In September 2018, when the employee suggested that only the Director of Finance could direct her on finance and administration, the managing director considered this to be insubordination and issued her a formal warning through his lawyers.

The employee then filed her stop bullying application the next day.

Notwithstanding this application, in November 2018, the managing director directed the employee to investigate an incident into the conduct of the Director of Finance in driving a vehicle dangerously in the workplace. He considered her investigation unsatisfactory, and asked her to prepare a formal written warning to be given to the Director of Finance. The employee sought legal advice and refused to comply with this direction on the basis that it was unreasonable. As a result, the managing director instructed his lawyers to issue the employee with a second warning letter.

The employee was diagnosed with stress and anxiety shortly after this and was placed on light duties. The managing director then sent her approximately 50 emails requesting that she process his expense reimbursements, which triggered the employee’s condition and rendered her unfit to work for two weeks.

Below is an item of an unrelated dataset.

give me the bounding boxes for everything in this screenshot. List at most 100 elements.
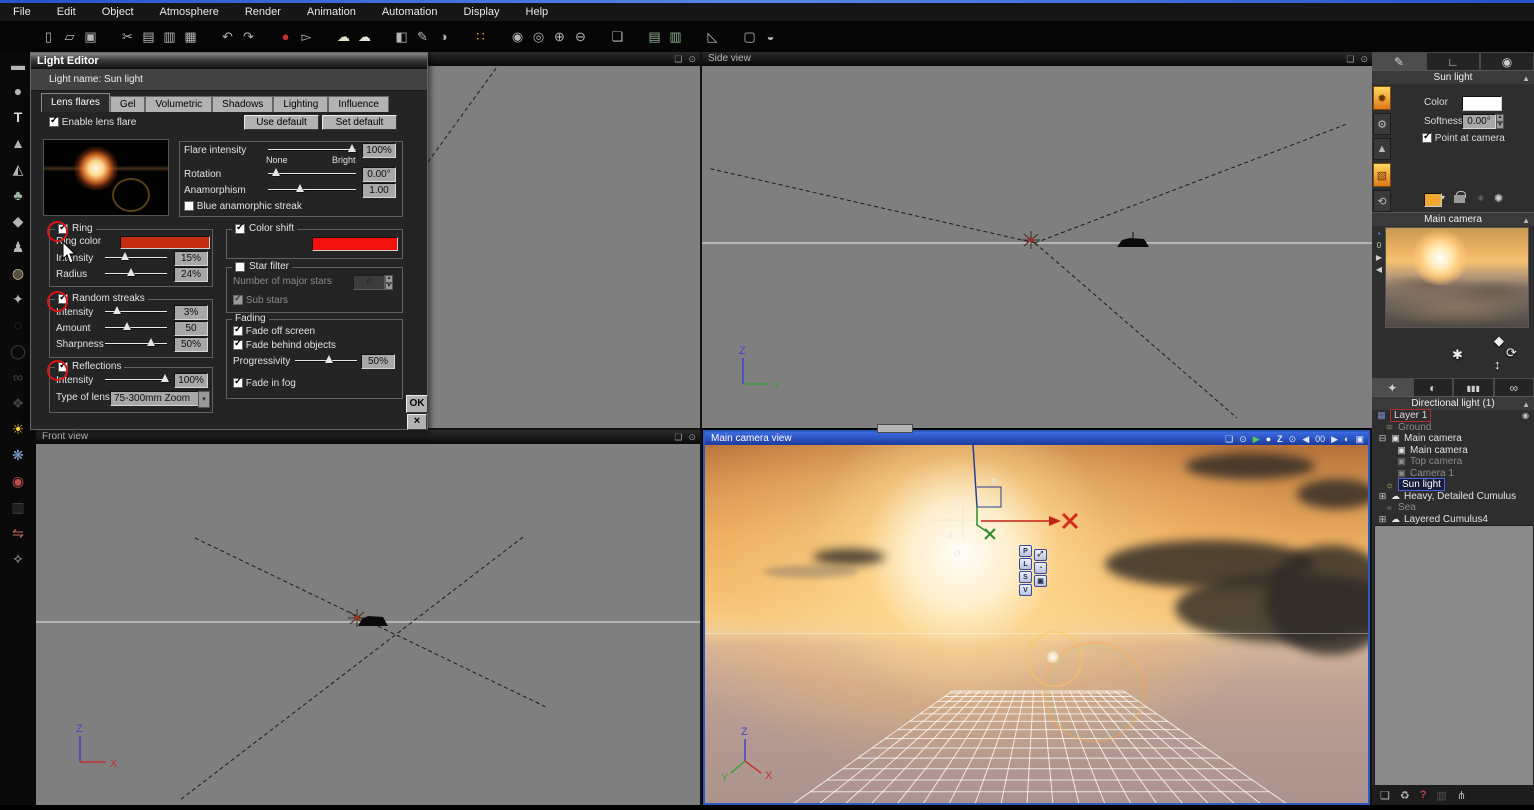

The FWC was satisfied, based on the above, that the managing director had engaged in bullying conduct towards the employee, and found in particular:

  • the content and autocratic tone of his emails, which was aggravated when others were copied into the emails, was bullying;
  • it was unreasonable for the managing director to expose the employee to the vitriol of their matrimonial issues as soon as she told him she felt uncomfortable and asked him to stop;
  • irrespective of whether it was lawful or not to issue directions to the employee, the managing director’s criticisms and scrutiny of her were unreasonable and sending her 50 emails seeking expense reimbursements “drove her into the hands of her doctors”; and
  • the warning letters were unreasonable threats of dismissal that were used to “intimidate [the employee] to the greatest degree possible” and to test her loyalty “in an act of gamesmanship”, noting that if the managing director was serious about disciplining his co-owner, he could have asked his lawyers to do so.

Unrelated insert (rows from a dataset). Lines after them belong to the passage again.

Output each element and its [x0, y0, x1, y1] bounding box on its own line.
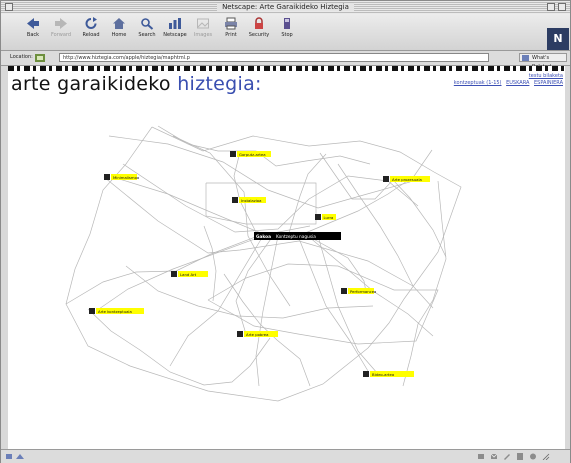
location-bar: Location: http://www.hiztegia.com/apple/…: [1, 51, 570, 70]
security-button[interactable]: Security: [245, 17, 273, 38]
netscape-icon: [169, 18, 181, 29]
home-icon: [113, 18, 125, 29]
bookmark-icon[interactable]: [35, 54, 45, 62]
messenger-icon[interactable]: [529, 453, 537, 460]
search-button[interactable]: Search: [133, 17, 161, 38]
status-bar: [1, 449, 570, 463]
back-arrow-icon: [27, 18, 39, 29]
search-icon: [141, 18, 154, 30]
location-label: Location:: [10, 54, 33, 60]
node-label-5: Land Art: [180, 272, 197, 277]
stop-button[interactable]: Stop: [273, 17, 301, 38]
navigation-toolbar: Back Forward Reload Home Search Netscape…: [1, 14, 570, 51]
concept-graph: Gorputz-artea Minimalismoa Arte prozesua…: [65, 125, 462, 402]
back-label: Back: [26, 32, 40, 38]
stop-icon: [284, 18, 290, 29]
title-bar[interactable]: Netscape: Arte Garaikideko Hiztegia: [1, 1, 570, 14]
reload-label: Reload: [82, 32, 100, 38]
print-button[interactable]: Print: [217, 17, 245, 38]
graph-node[interactable]: Land Art: [171, 271, 208, 277]
forward-label: Forward: [50, 32, 72, 38]
window-title-text: Netscape: Arte Garaikideko Hiztegia: [217, 3, 354, 11]
reload-button[interactable]: Reload: [77, 17, 105, 38]
mail-icon[interactable]: [490, 453, 498, 460]
zoom-box-icon[interactable]: [547, 3, 555, 11]
reload-icon: [85, 17, 97, 29]
node-label-9: Bideo-artea: [372, 372, 394, 377]
search-label: Search: [138, 32, 156, 38]
window-title: Netscape: Arte Garaikideko Hiztegia: [1, 1, 570, 14]
center-node-label: Kontzeptu nagusia: [276, 234, 316, 240]
graph-node[interactable]: Performancea: [341, 288, 376, 294]
connection-status-icon: [16, 454, 24, 459]
node-label-6: Performancea: [350, 289, 376, 294]
url-input[interactable]: http://www.hiztegia.com/apple/hiztegia/m…: [59, 53, 489, 62]
graph-node[interactable]: Lurra: [315, 214, 336, 220]
graph-node[interactable]: Arte kontzeptuala: [89, 308, 144, 314]
stop-label: Stop: [281, 32, 293, 38]
node-label-1: Minimalismoa: [113, 175, 139, 180]
node-label-0: Gorputz-artea: [239, 152, 266, 157]
browser-window: Netscape: Arte Garaikideko Hiztegia Back…: [0, 0, 571, 463]
collapse-box-icon[interactable]: [558, 3, 566, 11]
images-icon: [197, 18, 209, 29]
graph-node[interactable]: Arte pobrea: [237, 331, 278, 337]
graph-node[interactable]: Gorputz-artea: [230, 151, 271, 157]
resize-handle-icon[interactable]: [542, 453, 550, 460]
print-label: Print: [225, 32, 237, 38]
forward-button[interactable]: Forward: [47, 17, 75, 38]
navigator-icon[interactable]: [477, 453, 485, 460]
graph-node[interactable]: Bideo-artea: [363, 371, 414, 377]
print-icon: [225, 17, 237, 30]
home-button[interactable]: Home: [105, 17, 133, 38]
forward-arrow-icon: [55, 18, 67, 29]
address-book-icon[interactable]: [516, 453, 524, 460]
node-label-2: Arte prozesuala: [392, 177, 422, 182]
composer-icon[interactable]: [503, 453, 511, 460]
center-node-code: Gakoa: [256, 234, 271, 240]
graph-node[interactable]: Arte prozesuala: [383, 176, 430, 182]
page-content: arte garaikideko hiztegia: testu bilaket…: [8, 66, 565, 449]
whats-related-icon: [522, 55, 529, 61]
node-label-8: Arte pobrea: [246, 332, 268, 337]
whats-related-button[interactable]: What's Related: [519, 53, 567, 70]
node-label-7: Arte kontzeptuala: [98, 309, 132, 314]
netscape-logo[interactable]: N: [547, 28, 569, 50]
images-label: Images: [193, 32, 213, 38]
graph-edges: [65, 125, 462, 402]
graph-node[interactable]: Minimalismoa: [104, 174, 139, 180]
security-status-icon[interactable]: [5, 453, 13, 460]
graph-node[interactable]: Instalazioa: [232, 197, 266, 203]
home-label: Home: [111, 32, 127, 38]
back-button[interactable]: Back: [19, 17, 47, 38]
security-lock-icon: [255, 17, 263, 29]
node-label-4: Lurra: [324, 215, 334, 220]
security-label: Security: [248, 32, 270, 38]
netscape-button[interactable]: Netscape: [161, 17, 189, 38]
graph-center-node[interactable]: Gakoa Kontzeptu nagusia: [254, 232, 341, 240]
node-label-3: Instalazioa: [241, 198, 261, 203]
netscape-label: Netscape: [163, 32, 187, 38]
images-button[interactable]: Images: [189, 17, 217, 38]
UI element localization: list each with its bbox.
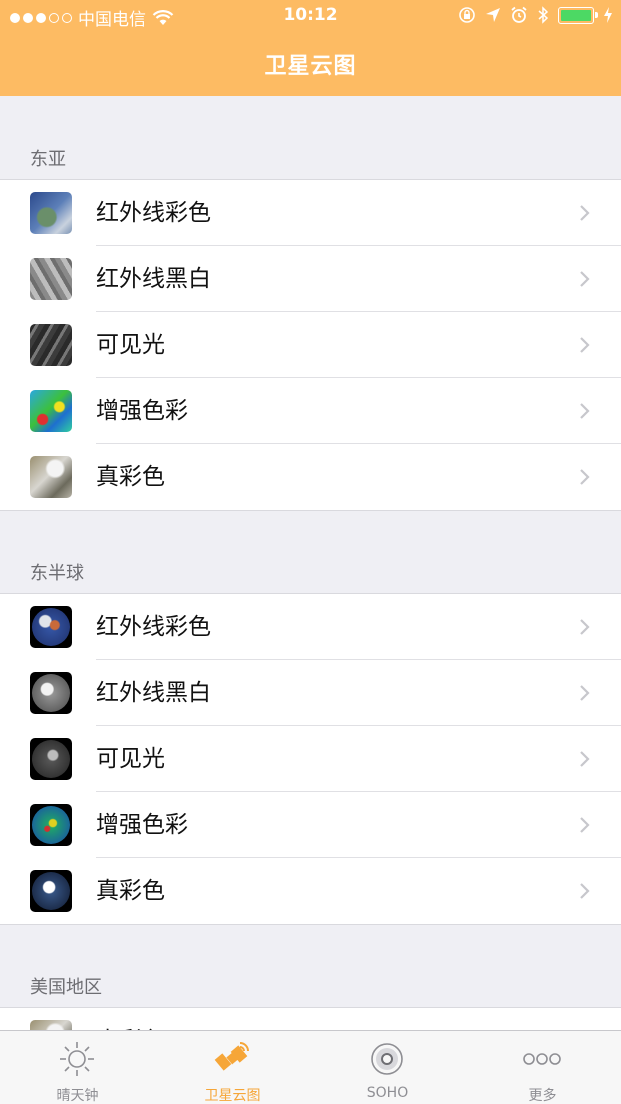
- satellite-thumbnail: [30, 390, 72, 432]
- section-header-usa: 美国地区: [30, 977, 102, 998]
- satellite-thumbnail: [30, 192, 72, 234]
- chevron-right-icon: [580, 751, 590, 767]
- navigation-header: 中国电信 10:12 卫星云图: [0, 0, 621, 96]
- chevron-right-icon: [580, 883, 590, 899]
- satellite-thumbnail: [30, 258, 72, 300]
- orientation-lock-icon: [459, 7, 475, 23]
- alarm-icon: [511, 6, 527, 23]
- sun-icon: [60, 1042, 94, 1076]
- satellite-thumbnail: [30, 606, 72, 648]
- chevron-right-icon: [580, 619, 590, 635]
- list-item-label: 增强色彩: [96, 398, 188, 424]
- tab-label: 卫星云图: [204, 1088, 261, 1104]
- tab-bar: 晴天钟 卫星云图 SOHO 更多: [0, 1030, 621, 1104]
- list-item[interactable]: 增强色彩: [0, 792, 621, 858]
- list-item[interactable]: 红外线彩色: [0, 594, 621, 660]
- section-eastern-hemisphere: 红外线彩色 红外线黑白 可见光 增强色彩 真彩色: [0, 593, 621, 925]
- list-item-label: 红外线黑白: [96, 266, 211, 292]
- chevron-right-icon: [580, 205, 590, 221]
- chevron-right-icon: [580, 337, 590, 353]
- charging-icon: [604, 7, 612, 23]
- tab-more[interactable]: 更多: [465, 1031, 620, 1104]
- tab-label: 更多: [528, 1088, 557, 1104]
- list-item[interactable]: 红外线黑白: [0, 246, 621, 312]
- status-right: [458, 6, 613, 24]
- list-item[interactable]: 红外线黑白: [0, 660, 621, 726]
- chevron-right-icon: [580, 469, 590, 485]
- page-title: 卫星云图: [264, 54, 357, 79]
- tab-label: SOHO: [366, 1085, 409, 1101]
- chevron-right-icon: [580, 685, 590, 701]
- tab-satellite-cloud[interactable]: 卫星云图: [155, 1031, 310, 1104]
- section-east-asia: 红外线彩色 红外线黑白 可见光 增强色彩 真彩色: [0, 179, 621, 511]
- satellite-thumbnail: [30, 672, 72, 714]
- list-item-label: 真彩色: [96, 464, 165, 490]
- bluetooth-icon: [538, 6, 549, 24]
- more-icon: [523, 1053, 561, 1065]
- satellite-thumbnail: [30, 804, 72, 846]
- chevron-right-icon: [580, 403, 590, 419]
- tab-label: 晴天钟: [56, 1088, 99, 1104]
- location-icon: [486, 8, 500, 22]
- section-header-east-asia: 东亚: [30, 149, 66, 170]
- tab-soho[interactable]: SOHO: [310, 1031, 465, 1104]
- list-item-label: 红外线黑白: [96, 680, 211, 706]
- list-item[interactable]: 红外线彩色: [0, 180, 621, 246]
- list-item-label: 可见光: [96, 746, 165, 772]
- satellite-icon: [214, 1042, 249, 1071]
- battery-icon: [558, 6, 598, 24]
- list-item[interactable]: 可见光: [0, 726, 621, 792]
- list-item-label: 真彩色: [96, 878, 165, 904]
- list-item[interactable]: 可见光: [0, 312, 621, 378]
- satellite-thumbnail: [30, 870, 72, 912]
- list-item-label: 红外线彩色: [96, 614, 211, 640]
- list-item-label: 可见光: [96, 332, 165, 358]
- chevron-right-icon: [580, 271, 590, 287]
- soho-icon: [371, 1043, 403, 1075]
- list-item[interactable]: 真彩色: [0, 444, 621, 510]
- satellite-thumbnail: [30, 738, 72, 780]
- list-item[interactable]: 真彩色: [0, 858, 621, 924]
- list-item[interactable]: 增强色彩: [0, 378, 621, 444]
- chevron-right-icon: [580, 817, 590, 833]
- section-header-eastern-hemisphere: 东半球: [30, 563, 84, 584]
- list-item-label: 红外线彩色: [96, 200, 211, 226]
- status-bar: 中国电信 10:12: [0, 0, 621, 32]
- satellite-thumbnail: [30, 456, 72, 498]
- tab-sunny-clock[interactable]: 晴天钟: [0, 1031, 155, 1104]
- list-item-label: 增强色彩: [96, 812, 188, 838]
- satellite-thumbnail: [30, 324, 72, 366]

In circumstances where the managing director had expressed no remorse for his conduct and still believed that the employee was part of a conspiracy against him, the FWC considered that there was a real risk that the employee would continue to be bullied at work and stop bullying orders were warranted.

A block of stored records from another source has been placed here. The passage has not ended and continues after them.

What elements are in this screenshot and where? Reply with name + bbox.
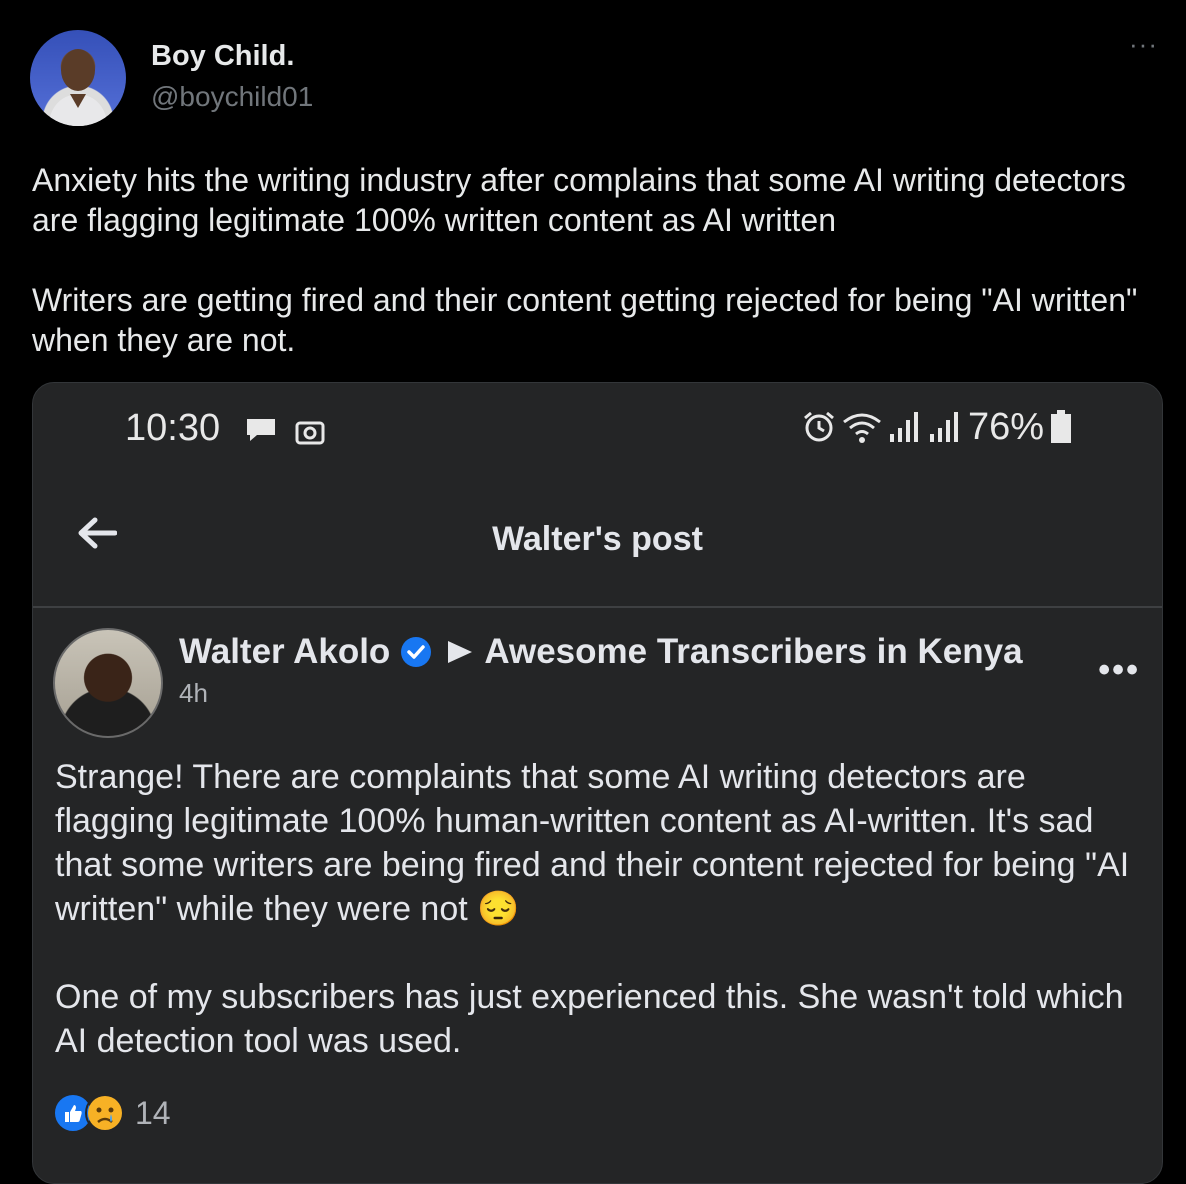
post-navbar: Walter's post [33, 478, 1162, 608]
battery-icon [1051, 410, 1071, 443]
tweet-header: Boy Child. @boychild01 ··· [30, 28, 1160, 128]
camera-icon [295, 421, 325, 445]
post-group-name[interactable]: Awesome Transcribers in Kenya [484, 632, 1022, 672]
alarm-icon [803, 411, 834, 442]
signal-icon [889, 412, 918, 442]
post-meta: Walter Akolo Awesome Transcribers in Ken… [179, 632, 1023, 709]
nav-title: Walter's post [492, 520, 703, 558]
post-author-name[interactable]: Walter Akolo [179, 632, 390, 672]
post-time[interactable]: 4h [179, 678, 1023, 709]
avatar[interactable] [53, 628, 163, 738]
reaction-count: 14 [135, 1094, 171, 1131]
reactions[interactable]: 14 [53, 1093, 171, 1133]
status-icons: 76% [802, 405, 1072, 448]
status-bar: 10:30 76% [33, 383, 1162, 478]
wifi-icon [843, 413, 881, 443]
battery-percent: 76% [967, 405, 1044, 448]
verified-icon [401, 637, 432, 667]
post-author-line: Walter Akolo Awesome Transcribers in Ken… [179, 632, 1023, 672]
sad-icon [85, 1093, 125, 1133]
more-icon[interactable]: ••• [1098, 653, 1140, 687]
tweet-text: Anxiety hits the writing industry after … [32, 162, 1138, 358]
author-handle[interactable]: @boychild01 [151, 81, 313, 113]
more-icon[interactable]: ··· [1129, 31, 1158, 57]
status-time: 10:30 [125, 407, 221, 449]
avatar[interactable] [30, 30, 126, 126]
post-body: Strange! There are complaints that some … [55, 758, 1130, 1060]
author-name[interactable]: Boy Child. [151, 40, 313, 73]
author-info: Boy Child. @boychild01 [151, 40, 313, 113]
message-icon [247, 419, 275, 441]
signal-icon [929, 412, 958, 442]
post-header: Walter Akolo Awesome Transcribers in Ken… [33, 608, 1162, 738]
embedded-screenshot[interactable]: 10:30 76% Walter's post Walter Akolo Awe… [32, 382, 1163, 1184]
right-arrow-icon [448, 641, 473, 663]
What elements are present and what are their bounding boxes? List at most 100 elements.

Accordingly, the FWC made orders to the effect that:

  • neither the managing director nor any person acting on his behalf or instructions was to take any action in relation to the employee’s employment or to instruct or direct her in relation to the performance of her duties;
  • the managing director was to communicate with the employee only by email and about work-related matters or business, and was not to instruct his lawyers to do so;
  • the managing director was to communicate with the employee in a professional, respectful and business-like manner and not be abusive, rude or harassing, and was not to denigrate or disparage her to anyone else in the business; and
  • the employee be permitted to perform the full range of her duties and that the managing director not restrict or limit her from communicating with persons necessary to perform her duties.
Lessons for employers

This is another example of the wide discretion that the FWC has under the anti-bullying provisions of the Fair Work Act 2009 (Cth) in relation to the types of orders it can make to stop bullying. As has been stated many times before, the purpose of these types of applications is to prevent further bullying and the FWC quite understandably has now made orders to which the managing director and anyone acting on his behalf or instructions (including his lawyers) are now subject.


Information provided in this blog is not legal advice and should not be relied upon as such. Workplace Law does not accept liability for any loss or damage arising from reliance on the content of this blog, or from links on this website to any external website. Where applicable, liability is limited by a scheme approved under Professional Standards Legislation.